Likewise, people with hearing preferences will want to be heard, not seen. They will embellish their speech with phrases such as: “I hear you. “Loud and clear.” “Sounds good / sounds like …” “It rings a bell.” “Barking in the wrong tree.” Responding to a hearing person saying “I see what you mean” may be interpreted in their system as not being heard or understood at all.
Kinesthetic people will use body-centered language: “Stay alert. “” I took control. “One step at a time.” “Go in the wrong direction.” “Have a hold.” “Let it sink in. »People organized on the kinesthetic level will have a hard time with the trainings organized on Zoom. On the one hand, they have to move to learn. On the other hand, they have a shorter attention span and although they are easily interested, they get bored quickly.
Auditory-digital learners do not use any kind of sensory language. They want the facts unadorned and believe themselves to be reasonable and rational. Their predicates will include words such as: “Evaluate”. “Inform.” “To study.” “Research.” “To organise.” And, “Statistically speaking,” they want to see the evidence, the tables, the numbers, the charts, the reports. They often choose fields like IT or accounting where there is little room for interpretation. They live in a binary universe.

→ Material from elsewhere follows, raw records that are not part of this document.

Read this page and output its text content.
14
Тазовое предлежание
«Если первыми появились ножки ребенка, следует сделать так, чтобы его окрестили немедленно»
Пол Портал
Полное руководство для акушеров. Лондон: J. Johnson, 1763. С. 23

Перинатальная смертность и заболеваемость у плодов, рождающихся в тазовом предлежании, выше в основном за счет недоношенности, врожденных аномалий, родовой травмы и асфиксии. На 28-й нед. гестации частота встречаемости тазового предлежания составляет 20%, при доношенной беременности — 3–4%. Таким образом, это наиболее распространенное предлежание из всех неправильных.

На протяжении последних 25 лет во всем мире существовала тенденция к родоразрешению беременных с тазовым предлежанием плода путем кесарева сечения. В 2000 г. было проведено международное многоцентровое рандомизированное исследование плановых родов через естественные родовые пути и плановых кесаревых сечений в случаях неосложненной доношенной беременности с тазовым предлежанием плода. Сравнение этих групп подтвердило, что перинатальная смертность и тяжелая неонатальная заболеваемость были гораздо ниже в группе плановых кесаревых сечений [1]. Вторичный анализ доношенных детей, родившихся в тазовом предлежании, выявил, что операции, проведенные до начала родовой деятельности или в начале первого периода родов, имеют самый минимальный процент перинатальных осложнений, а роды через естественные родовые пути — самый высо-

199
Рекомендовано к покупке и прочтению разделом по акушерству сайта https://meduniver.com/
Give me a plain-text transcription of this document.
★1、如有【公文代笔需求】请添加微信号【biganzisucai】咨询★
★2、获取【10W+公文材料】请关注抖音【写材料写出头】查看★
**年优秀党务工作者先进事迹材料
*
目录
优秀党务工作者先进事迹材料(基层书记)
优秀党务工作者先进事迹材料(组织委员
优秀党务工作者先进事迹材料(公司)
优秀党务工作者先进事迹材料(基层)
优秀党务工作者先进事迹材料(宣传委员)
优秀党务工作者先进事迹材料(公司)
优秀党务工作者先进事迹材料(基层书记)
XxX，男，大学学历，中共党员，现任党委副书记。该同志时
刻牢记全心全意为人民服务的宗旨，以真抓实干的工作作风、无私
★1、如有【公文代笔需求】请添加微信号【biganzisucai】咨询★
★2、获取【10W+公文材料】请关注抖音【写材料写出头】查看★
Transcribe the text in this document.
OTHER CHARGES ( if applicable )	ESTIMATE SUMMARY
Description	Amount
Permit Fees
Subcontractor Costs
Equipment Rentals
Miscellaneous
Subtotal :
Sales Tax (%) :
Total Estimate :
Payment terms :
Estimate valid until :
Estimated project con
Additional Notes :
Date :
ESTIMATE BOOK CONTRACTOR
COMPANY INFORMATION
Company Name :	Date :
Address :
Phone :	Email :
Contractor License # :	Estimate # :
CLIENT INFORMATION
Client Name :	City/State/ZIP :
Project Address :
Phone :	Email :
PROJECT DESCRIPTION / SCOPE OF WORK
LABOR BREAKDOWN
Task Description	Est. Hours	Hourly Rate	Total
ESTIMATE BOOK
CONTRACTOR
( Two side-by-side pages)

Of course, not many people use just one system of representation. Their speech and writing (emails are a good source) will usually be seasoned with several. But if you are careful, a favorite or dominant system will emerge. Understanding how people are organized and reacting accordingly is particularly effective in improving communication and building relationships, especially when communicating at a distance. And, it will make managers more flexible communicators.
Trainer and consultant Alexander den Heijer said: “When I talk to managers, I feel like they are important. When I talk to leaders, I feel like I am important.
Flexibility, communication and rapport, three tools that will help employees feel important in this time of disruption and uncertainty that demands exceptional and caring leadership.